La Chouette ne put continuer.

Il se fit un nouveau silence.

Le petit boiteux recommença de frapper en mesure sur la pierre de l'escalier où il était accroupi, accompagnant le bruit de ses pieds de ce cri répété:

—Ça ne commence donc pas? Ohé! la toile, ou j'en fais des faux cols! la pièce!... la musique!
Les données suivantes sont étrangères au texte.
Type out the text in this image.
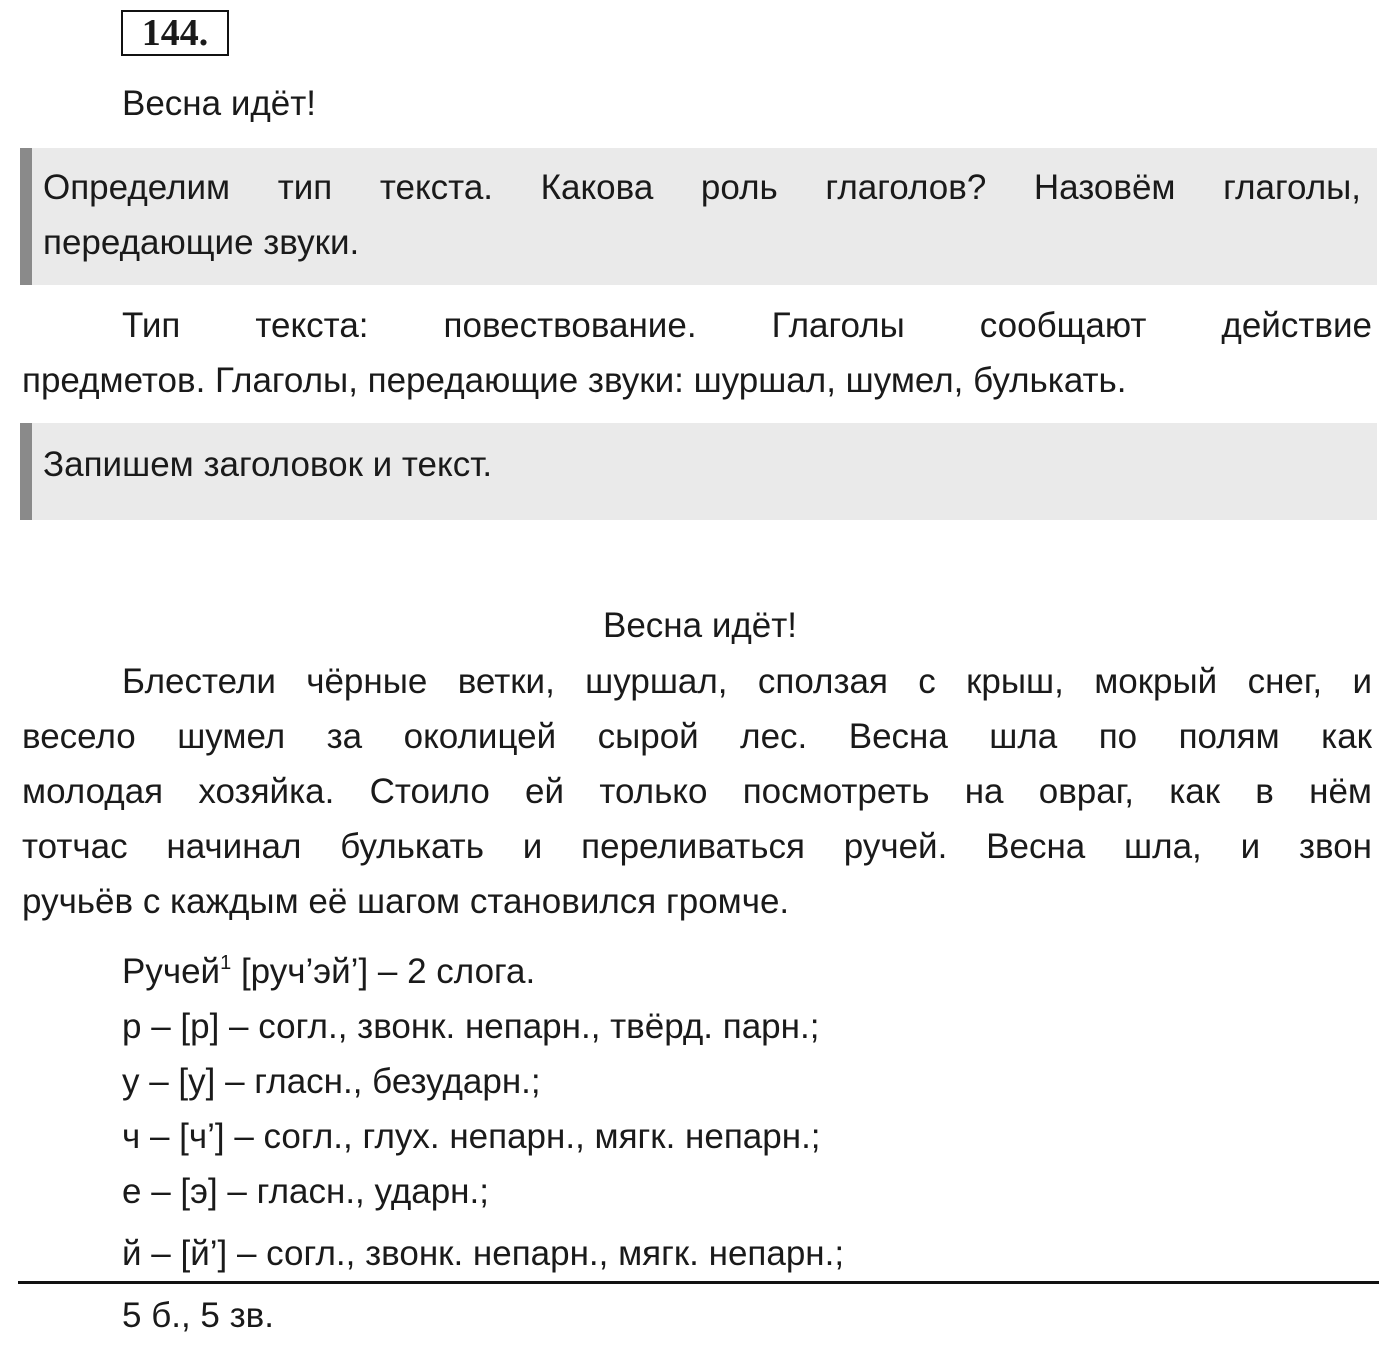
144.
Весна идёт!
Определим тип текста. Какова роль глаголов? Назовём глаголы,
передающие звуки.
Тип текста: повествование. Глаголы сообщают действие
предметов. Глаголы, передающие звуки: шуршал, шумел, булькать.
Запишем заголовок и текст.
Весна идёт!
Блестели чёрные ветки, шуршал, сползая с крыш, мокрый снег, и
весело шумел за околицей сырой лес. Весна шла по полям как
молодая хозяйка. Стоило ей только посмотреть на овраг, как в нём
тотчас начинал булькать и переливаться ручей. Весна шла, и звон
ручьёв с каждым её шагом становился громче.
Ручей$^1$ [руч’эй’] – 2 слога.
р – [р] – согл., звонк. непарн., твёрд. парн.;
у – [у] – гласн., безударн.;
ч – [ч’] – согл., глух. непарн., мягк. непарн.;
е – [э] – гласн., ударн.;
й – [й’] – согл., звонк. непарн., мягк. непарн.;
5 б., 5 зв.
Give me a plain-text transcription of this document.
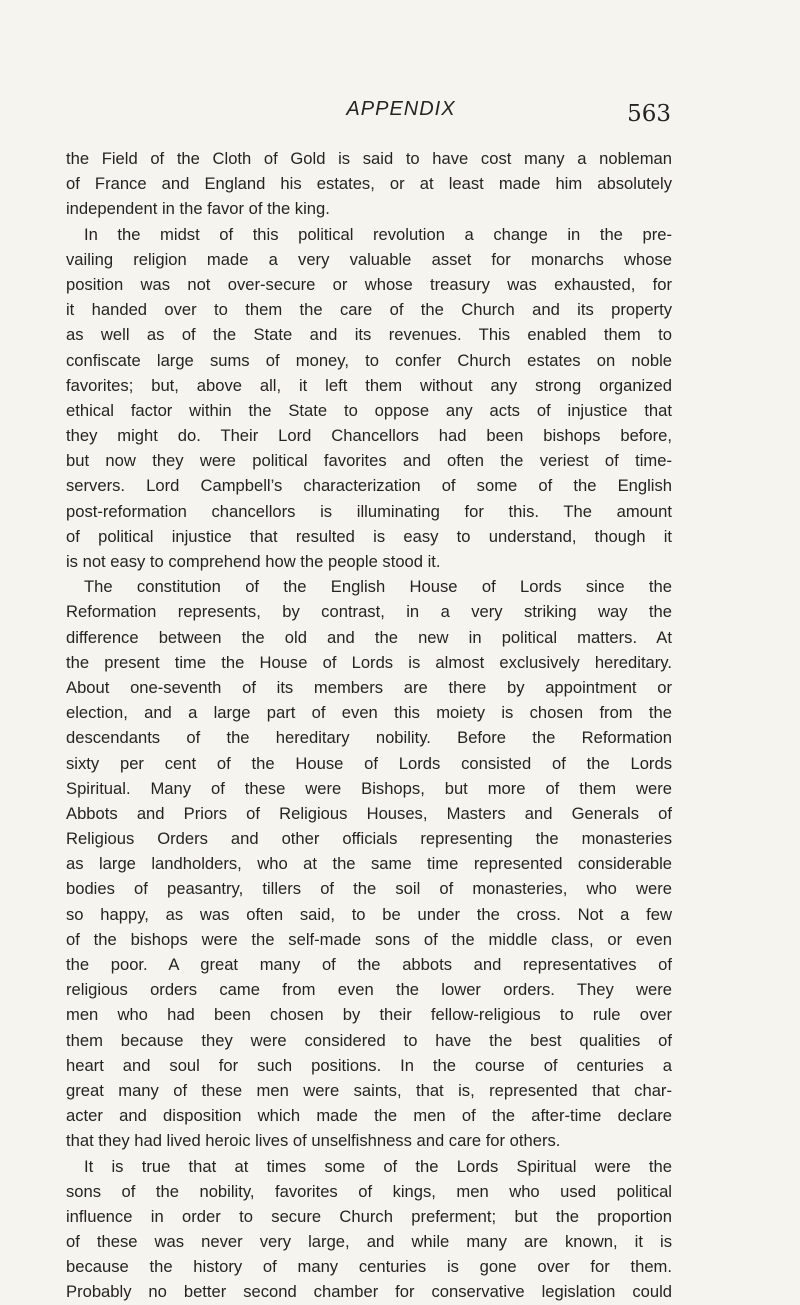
APPENDIX	563
the Field of the Cloth of Gold is said to have cost many a nobleman
of France and England his estates, or at least made him absolutely
independent in the favor of the king.
In the midst of this political revolution a change in the pre-
vailing religion made a very valuable asset for monarchs whose
position was not over-secure or whose treasury was exhausted, for
it handed over to them the care of the Church and its property
as well as of the State and its revenues. This enabled them to
confiscate large sums of money, to confer Church estates on noble
favorites; but, above all, it left them without any strong organized
ethical factor within the State to oppose any acts of injustice that
they might do. Their Lord Chancellors had been bishops before,
but now they were political favorites and often the veriest of time-
servers. Lord Campbell’s characterization of some of the English
post-reformation chancellors is illuminating for this. The amount
of political injustice that resulted is easy to understand, though it
is not easy to comprehend how the people stood it.
The constitution of the English House of Lords since the
Reformation represents, by contrast, in a very striking way the
difference between the old and the new in political matters. At
the present time the House of Lords is almost exclusively hereditary.
About one-seventh of its members are there by appointment or
election, and a large part of even this moiety is chosen from the
descendants of the hereditary nobility. Before the Reformation
sixty per cent of the House of Lords consisted of the Lords
Spiritual. Many of these were Bishops, but more of them were
Abbots and Priors of Religious Houses, Masters and Generals of
Religious Orders and other officials representing the monasteries
as large landholders, who at the same time represented considerable
bodies of peasantry, tillers of the soil of monasteries, who were
so happy, as was often said, to be under the cross. Not a few
of the bishops were the self-made sons of the middle class, or even
the poor. A great many of the abbots and representatives of
religious orders came from even the lower orders. They were
men who had been chosen by their fellow-religious to rule over
them because they were considered to have the best qualities of
heart and soul for such positions. In the course of centuries a
great many of these men were saints, that is, represented that char-
acter and disposition which made the men of the after-time declare
that they had lived heroic lives of unselfishness and care for others.
It is true that at times some of the Lords Spiritual were the
sons of the nobility, favorites of kings, men who used political
influence in order to secure Church preferment; but the proportion
of these was never very large, and while many are known, it is
because the history of many centuries is gone over for them.
Probably no better second chamber for conservative legislation could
—De cette façon, la Chouette, tu ne pourras plus m'étourdir de tes cris, reprit le Maître d'école, après quelques minutes, pendant lesquelles il parvint sans doute à bâillonner la vieille. Tu sens bien, reprit-il d'une voix lente et creuse, que je ne veux pas en finir tout de suite. Torture pour torture! Tu m'as assez fait souffrir. Il faut que je te parle longuement avant de te tuer... oui... longuement... ça va être affreux pour toi... quelle agonie, hein?

—Ah! çà, pas de bêtises, eh! vieux! s'écria Tortillard en se levant à demi; corrige-la, mais ne lui fais pas trop de mal. Tu parles de la tuer... c'est une frime, n'est-ce pas? Je tiens à ma Chouette. Je te l'ai prêtée, mais tu me la rendras... ne me l'abîme pas... je ne veux pas qu'on me détruise ma Chouette, ou sans ça je vais chercher papa.

—Sois tranquille, elle n'aura que ce qu'elle mérite... une leçon profitable... dit le Maître d'école pour rassurer Tortillard, craignant que le petit boiteux n'allât chercher du secours.